During Xi's five-day trip to the US, from Feb 13 to 17, he wanted to engage with a broad cross-section of American society to help deepen the friendship between Chinese and American people.
In 1985, Iowa Governor Terry Branstad met with Xi in his office at the state capital. Now, the 65-year-old governor, still in charge of the state after he returned to the position in 2001, hosted the Chinese leader again.
"We are proud of our mutually beneficial trading partnerships with China and Iowa farmers are proud to harvest safe and reliable agricultural products for use by the people of China," the governor said during the welcome speech.
"We hope to build upon these partnerships in related areas where Iowa leads the world, such as biotechnology, advanced manufacturing, food processing and financial services."
The Midwest state, which calls itself the "food capital of the world", is located in the center of the corn belt. It ranks first nationally in corn, soybean, hog, egg and ethanol production, according to the Iowa Farm Bureau.
It also has a strong financial and insurance base with more than 6,000 firms, including Nationwide Group, ING, MetLife, Principal Financial Group and Wells Fargo.

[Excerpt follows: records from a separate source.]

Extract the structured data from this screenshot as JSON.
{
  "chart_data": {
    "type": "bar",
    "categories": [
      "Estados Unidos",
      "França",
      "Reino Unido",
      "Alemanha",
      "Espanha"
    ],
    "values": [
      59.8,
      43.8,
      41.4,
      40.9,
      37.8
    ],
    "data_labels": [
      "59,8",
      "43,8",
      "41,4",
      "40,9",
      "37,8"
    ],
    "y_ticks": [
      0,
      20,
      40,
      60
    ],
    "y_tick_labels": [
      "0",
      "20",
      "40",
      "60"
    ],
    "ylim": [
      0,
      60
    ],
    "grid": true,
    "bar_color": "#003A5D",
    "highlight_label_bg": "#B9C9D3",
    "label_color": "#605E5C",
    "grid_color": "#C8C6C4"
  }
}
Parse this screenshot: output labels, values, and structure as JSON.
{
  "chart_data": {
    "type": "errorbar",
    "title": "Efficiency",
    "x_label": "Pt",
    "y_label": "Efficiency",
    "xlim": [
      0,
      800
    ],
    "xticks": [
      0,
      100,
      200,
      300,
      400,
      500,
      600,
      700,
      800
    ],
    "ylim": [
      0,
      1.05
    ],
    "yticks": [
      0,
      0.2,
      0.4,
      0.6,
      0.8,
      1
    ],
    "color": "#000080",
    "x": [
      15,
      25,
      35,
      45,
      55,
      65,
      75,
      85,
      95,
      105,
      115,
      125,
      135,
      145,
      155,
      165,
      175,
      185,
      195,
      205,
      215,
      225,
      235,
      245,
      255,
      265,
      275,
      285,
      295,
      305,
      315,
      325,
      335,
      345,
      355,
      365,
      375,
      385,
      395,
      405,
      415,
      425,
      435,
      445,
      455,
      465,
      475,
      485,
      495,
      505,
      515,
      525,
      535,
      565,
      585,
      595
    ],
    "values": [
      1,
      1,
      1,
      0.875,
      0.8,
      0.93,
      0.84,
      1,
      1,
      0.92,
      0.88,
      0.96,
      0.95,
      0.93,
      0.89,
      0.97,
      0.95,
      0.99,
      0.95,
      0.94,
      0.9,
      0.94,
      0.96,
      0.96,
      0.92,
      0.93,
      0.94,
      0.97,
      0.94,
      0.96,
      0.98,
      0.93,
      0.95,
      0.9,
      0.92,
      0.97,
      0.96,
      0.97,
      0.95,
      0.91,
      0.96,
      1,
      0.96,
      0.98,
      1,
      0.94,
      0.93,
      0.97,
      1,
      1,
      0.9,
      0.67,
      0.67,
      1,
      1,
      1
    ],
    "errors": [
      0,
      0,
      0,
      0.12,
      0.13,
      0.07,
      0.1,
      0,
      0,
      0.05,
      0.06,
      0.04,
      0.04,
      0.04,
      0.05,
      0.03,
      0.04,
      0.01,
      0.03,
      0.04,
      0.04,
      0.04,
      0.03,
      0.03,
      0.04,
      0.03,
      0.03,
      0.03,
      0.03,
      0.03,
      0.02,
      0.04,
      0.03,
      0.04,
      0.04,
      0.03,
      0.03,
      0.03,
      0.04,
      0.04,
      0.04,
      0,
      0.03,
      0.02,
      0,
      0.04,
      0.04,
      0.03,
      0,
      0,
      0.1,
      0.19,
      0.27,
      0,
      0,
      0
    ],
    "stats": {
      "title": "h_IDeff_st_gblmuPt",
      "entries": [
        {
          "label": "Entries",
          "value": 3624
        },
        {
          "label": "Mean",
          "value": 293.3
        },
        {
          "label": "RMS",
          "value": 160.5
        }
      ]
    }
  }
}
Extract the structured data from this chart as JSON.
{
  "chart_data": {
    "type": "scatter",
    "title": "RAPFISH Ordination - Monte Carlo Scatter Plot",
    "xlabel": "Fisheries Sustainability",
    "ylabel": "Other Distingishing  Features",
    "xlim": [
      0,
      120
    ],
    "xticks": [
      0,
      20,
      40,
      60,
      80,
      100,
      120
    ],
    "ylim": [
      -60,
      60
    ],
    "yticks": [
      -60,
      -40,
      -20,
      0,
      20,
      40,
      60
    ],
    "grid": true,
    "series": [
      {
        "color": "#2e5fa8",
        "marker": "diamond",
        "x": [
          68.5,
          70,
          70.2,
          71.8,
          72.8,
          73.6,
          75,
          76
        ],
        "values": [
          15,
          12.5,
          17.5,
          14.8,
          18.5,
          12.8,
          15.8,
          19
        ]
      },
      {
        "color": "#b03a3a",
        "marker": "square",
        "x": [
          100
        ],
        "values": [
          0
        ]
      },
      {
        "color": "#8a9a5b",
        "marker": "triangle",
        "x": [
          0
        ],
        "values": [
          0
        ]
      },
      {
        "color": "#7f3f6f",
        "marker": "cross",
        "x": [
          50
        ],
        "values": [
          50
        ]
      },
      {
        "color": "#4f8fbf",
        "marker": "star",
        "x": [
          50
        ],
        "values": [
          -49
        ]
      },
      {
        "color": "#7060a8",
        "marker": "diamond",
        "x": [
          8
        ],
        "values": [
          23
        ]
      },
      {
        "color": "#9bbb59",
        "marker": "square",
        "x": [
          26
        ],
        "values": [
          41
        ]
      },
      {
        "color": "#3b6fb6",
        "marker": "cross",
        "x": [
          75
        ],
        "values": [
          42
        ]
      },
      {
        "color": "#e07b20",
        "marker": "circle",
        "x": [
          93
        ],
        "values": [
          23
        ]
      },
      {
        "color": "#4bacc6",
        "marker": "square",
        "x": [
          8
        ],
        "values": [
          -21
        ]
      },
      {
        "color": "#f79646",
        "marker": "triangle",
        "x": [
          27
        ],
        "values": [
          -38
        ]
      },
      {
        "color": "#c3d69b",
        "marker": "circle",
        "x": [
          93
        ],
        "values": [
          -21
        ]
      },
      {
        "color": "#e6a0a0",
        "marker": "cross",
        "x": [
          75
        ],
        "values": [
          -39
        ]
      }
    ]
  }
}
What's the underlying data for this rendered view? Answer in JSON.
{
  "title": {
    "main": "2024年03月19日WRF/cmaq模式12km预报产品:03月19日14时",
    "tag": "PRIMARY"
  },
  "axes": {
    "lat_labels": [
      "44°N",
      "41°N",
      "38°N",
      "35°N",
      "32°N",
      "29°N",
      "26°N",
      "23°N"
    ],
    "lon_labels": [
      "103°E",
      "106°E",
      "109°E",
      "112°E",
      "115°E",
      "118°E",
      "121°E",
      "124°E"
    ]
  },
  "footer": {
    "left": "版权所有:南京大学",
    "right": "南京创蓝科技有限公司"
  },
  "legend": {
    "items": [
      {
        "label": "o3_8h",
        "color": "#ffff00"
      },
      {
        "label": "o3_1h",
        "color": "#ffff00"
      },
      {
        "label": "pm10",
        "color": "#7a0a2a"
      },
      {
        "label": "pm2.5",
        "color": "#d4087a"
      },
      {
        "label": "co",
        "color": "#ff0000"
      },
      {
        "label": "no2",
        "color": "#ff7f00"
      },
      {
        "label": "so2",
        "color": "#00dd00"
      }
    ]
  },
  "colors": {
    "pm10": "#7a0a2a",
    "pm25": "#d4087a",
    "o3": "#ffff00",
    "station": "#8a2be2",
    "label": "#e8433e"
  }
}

The close ties with China have brought the state many benefits in the past three decades.
China was the state's fourth largest market in 2010 with $627 million in trade volume, according to the US Global Leadership Coalition.
Iowa's exports to China have increased about 13-fold from 2000 to 2010, according to the US-China Business Council. The main exports include crop production, machinery and processed foods.
Several local agriculture technology companies and manufacturers have also already invested in China.